Another interesting discussion from Daniel Kahneman’s “Thinking, Fast and Slow” book concerns the so-called ‘law of small numbers’. I like this real life example, as it’s a great demonstration of why confidence intervals are so important in statistics.
Kahneman cites a study finding that the counties in the US with the lowest incidence of kidney cancer are typically rural and sparsely populated. It’s an easy conclusion to draw that the low incidence of cancer is due to the ‘clean living’ rural lifestyle, which is lower stress than urban city living, and exposes the residents of these regions to fewer carcinogenic compounds.
However, the same study also shows that the counties with the highest incidence of kidney cancer are typically rural and sparsely populated. One could conclude that this is down to factors like poverty and poor education which are more prevalent in rural areas.

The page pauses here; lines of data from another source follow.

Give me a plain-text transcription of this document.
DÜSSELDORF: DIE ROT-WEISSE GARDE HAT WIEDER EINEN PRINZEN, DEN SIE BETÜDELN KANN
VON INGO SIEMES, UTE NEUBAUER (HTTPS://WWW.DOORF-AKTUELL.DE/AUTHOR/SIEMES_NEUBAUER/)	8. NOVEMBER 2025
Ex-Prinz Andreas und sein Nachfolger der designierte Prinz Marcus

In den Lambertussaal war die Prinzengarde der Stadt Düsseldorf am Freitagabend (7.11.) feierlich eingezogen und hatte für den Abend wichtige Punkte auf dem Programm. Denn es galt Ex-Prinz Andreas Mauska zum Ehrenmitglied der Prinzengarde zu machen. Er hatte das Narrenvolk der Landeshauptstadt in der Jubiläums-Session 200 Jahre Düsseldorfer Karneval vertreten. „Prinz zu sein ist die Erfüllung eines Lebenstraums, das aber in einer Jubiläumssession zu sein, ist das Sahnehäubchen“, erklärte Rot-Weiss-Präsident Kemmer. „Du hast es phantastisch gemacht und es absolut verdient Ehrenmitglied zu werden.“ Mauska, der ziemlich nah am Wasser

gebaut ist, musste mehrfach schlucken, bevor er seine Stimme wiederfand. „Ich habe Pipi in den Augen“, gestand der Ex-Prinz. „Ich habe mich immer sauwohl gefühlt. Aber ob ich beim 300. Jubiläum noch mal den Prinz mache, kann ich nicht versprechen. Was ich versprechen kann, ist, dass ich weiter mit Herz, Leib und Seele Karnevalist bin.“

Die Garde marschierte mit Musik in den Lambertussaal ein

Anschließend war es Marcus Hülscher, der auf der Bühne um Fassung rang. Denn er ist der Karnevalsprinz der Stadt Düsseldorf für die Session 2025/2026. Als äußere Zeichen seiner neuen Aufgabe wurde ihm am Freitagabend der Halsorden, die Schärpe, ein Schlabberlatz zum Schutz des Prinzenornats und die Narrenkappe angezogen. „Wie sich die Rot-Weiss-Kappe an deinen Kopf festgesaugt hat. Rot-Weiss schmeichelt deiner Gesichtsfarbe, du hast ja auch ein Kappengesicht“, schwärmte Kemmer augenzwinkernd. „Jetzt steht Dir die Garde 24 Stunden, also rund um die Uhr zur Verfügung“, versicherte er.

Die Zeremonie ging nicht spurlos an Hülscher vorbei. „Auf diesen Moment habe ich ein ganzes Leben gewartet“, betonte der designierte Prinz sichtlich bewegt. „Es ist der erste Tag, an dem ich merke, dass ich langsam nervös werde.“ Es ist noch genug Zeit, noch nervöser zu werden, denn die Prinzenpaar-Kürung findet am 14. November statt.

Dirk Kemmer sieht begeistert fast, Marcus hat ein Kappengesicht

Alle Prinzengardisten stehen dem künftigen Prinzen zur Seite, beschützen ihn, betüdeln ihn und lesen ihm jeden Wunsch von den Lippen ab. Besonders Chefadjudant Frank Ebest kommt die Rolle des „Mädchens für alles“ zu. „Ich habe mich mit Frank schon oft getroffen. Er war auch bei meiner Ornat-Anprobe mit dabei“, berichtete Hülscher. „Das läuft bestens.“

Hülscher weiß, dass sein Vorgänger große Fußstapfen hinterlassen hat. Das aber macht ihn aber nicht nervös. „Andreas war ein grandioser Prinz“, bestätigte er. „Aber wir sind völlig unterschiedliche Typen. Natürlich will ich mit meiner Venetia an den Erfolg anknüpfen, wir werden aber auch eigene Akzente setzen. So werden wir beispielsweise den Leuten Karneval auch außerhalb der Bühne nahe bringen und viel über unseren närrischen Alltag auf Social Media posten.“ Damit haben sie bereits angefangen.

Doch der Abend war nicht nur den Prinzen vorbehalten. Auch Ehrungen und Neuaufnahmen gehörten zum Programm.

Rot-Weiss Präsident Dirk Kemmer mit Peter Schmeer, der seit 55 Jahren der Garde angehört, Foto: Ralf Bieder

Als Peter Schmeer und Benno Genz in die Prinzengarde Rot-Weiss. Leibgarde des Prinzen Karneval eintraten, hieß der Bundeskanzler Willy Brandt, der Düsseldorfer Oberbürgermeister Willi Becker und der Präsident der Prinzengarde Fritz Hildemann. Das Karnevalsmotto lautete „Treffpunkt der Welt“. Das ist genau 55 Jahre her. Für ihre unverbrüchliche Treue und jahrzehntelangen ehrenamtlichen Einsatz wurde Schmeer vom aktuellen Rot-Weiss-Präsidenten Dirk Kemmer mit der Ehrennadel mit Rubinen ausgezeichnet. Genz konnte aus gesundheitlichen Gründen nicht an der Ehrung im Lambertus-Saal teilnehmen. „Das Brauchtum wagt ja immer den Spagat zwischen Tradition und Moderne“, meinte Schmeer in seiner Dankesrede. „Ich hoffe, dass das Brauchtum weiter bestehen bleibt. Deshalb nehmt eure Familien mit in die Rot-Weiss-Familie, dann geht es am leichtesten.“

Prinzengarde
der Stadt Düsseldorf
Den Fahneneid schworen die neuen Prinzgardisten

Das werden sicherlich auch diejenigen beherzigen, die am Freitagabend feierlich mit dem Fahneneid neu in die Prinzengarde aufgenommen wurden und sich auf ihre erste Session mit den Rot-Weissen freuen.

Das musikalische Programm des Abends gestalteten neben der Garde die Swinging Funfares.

This result is simply down to the difference in sample sizes for sparsely and densely populated regions. As sample size goes up, the mean of the sample tends towards the mean of the general population. Hence, densely populated regions with a large sample size will typically show an incidence of kidney cancer somewhere near the mean for the entire US population. In contrast, when the sample size is small, the mean of the sample varies much more. Hence, the sparsely populated areas are more likely to show an incidence of cancer that is markedly different from that of the general population. That is,
“small samples yield extreme results more often than large samples do”
It can often be easy to construct an plausible explanation as to why a particular sample shows an unusually high (or low) incidence of whatever you’re measuring, and base decisions or policy on this explanation. But first we must stop and consider how confident we are in what the data is telling us.